This Advent I have been struck by how beautiful the interior of the church is depending on the time of day. On Tuesdays and Fridays we have a mass at 12:00 noon, and prior to the mass on both days the Angelus is recited facing the Mary statue in the chapel. On some days I feel as if I need sunglasses, for the light's strength through the stained glass is overpowering.
A couple of weeks ago on a Saturday morning after the Marian Mass, we were commenting about how the light shimmers against the Lady Chapel triptych. The chapel altar is east-facing - both the priest and the faithful face God in the same direction. During the Eucharistic Prayer, the light was dancing on the triptych, and the starburst became three-dimensional. It was as if all of us were gazing into the cosmos, experiencing God's eternal presence.
It is not just during the mid-day that the light is beautiful. This past Saturday at 4:00 pm, as evening was falling, I was preparing to hear confessions, and I was amazed by the light pouring into the chancel area against the high altar wall. I had to stop and take a photo. The light pouring into the church, in all those different colors, reminded me of God's grace so freely offered to us in the gift of confession. And night-time brings another type of beautiful light - the church aglow with candles. Our evensongs this past Advent have been particularly peaceful and full of hope.
The second collect of Christmas, which we shall hear at the midnight mass states, "O God, you have caused this holy night to shine with the brightness of the true Light: Grant that we, who have known the mystery of that Light on earth, may also enjoy him perfectly in heaven." There is so much light imagery that we experience at Christmas. There is the brightness of the star, there is the flash appearance of the heavenly hosts, and there is the True Light which is Jesus Christ.
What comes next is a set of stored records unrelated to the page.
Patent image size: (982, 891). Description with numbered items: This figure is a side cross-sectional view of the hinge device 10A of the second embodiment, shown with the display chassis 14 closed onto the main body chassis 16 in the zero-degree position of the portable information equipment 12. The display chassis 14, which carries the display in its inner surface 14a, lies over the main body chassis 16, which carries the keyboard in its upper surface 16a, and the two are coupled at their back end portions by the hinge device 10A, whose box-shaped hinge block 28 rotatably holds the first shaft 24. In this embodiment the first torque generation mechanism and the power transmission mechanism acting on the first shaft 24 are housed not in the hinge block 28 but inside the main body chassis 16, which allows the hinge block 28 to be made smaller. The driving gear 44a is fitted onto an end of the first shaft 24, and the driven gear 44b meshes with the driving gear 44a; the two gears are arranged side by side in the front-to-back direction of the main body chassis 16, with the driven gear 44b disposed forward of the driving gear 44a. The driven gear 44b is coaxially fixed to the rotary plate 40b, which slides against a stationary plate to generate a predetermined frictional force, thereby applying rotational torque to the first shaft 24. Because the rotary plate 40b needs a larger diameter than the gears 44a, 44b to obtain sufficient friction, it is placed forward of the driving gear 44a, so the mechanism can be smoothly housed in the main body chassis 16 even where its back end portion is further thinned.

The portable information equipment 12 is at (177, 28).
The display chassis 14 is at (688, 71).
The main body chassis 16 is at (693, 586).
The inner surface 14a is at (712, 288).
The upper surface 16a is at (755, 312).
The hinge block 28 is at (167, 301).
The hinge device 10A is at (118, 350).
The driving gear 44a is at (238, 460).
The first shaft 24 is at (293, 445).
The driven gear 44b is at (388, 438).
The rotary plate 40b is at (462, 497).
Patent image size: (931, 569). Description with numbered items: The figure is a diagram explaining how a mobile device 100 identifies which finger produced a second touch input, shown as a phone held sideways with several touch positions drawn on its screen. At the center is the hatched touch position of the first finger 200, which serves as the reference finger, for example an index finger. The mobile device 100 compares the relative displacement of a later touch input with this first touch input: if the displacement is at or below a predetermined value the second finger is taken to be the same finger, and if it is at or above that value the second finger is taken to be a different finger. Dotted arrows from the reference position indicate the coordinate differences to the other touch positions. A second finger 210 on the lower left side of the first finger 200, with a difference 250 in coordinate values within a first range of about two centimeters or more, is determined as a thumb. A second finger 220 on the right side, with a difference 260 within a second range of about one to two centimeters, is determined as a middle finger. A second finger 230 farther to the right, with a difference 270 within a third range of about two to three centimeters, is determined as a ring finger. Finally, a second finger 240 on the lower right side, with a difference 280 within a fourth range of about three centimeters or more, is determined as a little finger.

On Christmas Eve we have the light of the candles brightening the dark night, and on Christmas Day we have the blinding sun, the Trinity shining in full force upon the creation.
With the dark news coming out of Syria and Berlin this week, coupled with the increased concerns for the health of our environment, and the sharpening political tension in our country, it can seem as if the light has been extinguished. It is so easy to lose hope. The same was true during the time of Jesus' birth. Bethlehem was occupied by a foreign power, and the local ruler Herod was obsessed with his own narcissism. Like so many families in Syria today, the holy family would have to flee to escape death, becoming refugees in Egypt.
Yet regardless of humans and our continual dysfunction, the light of Christ still shines. For Christians, believing in the light of Christ is actually a form of resistance, and it is the only form of resistance that can ultimately triumph. It may seem that at times the darkness shall overcome the world, but ultimately when Christmas Day comes, and even more importantly, when Easter morning arrives, the Light shall be shining with a magnitude that no human sin can ever extinguish. May this Light come quickly and save us all.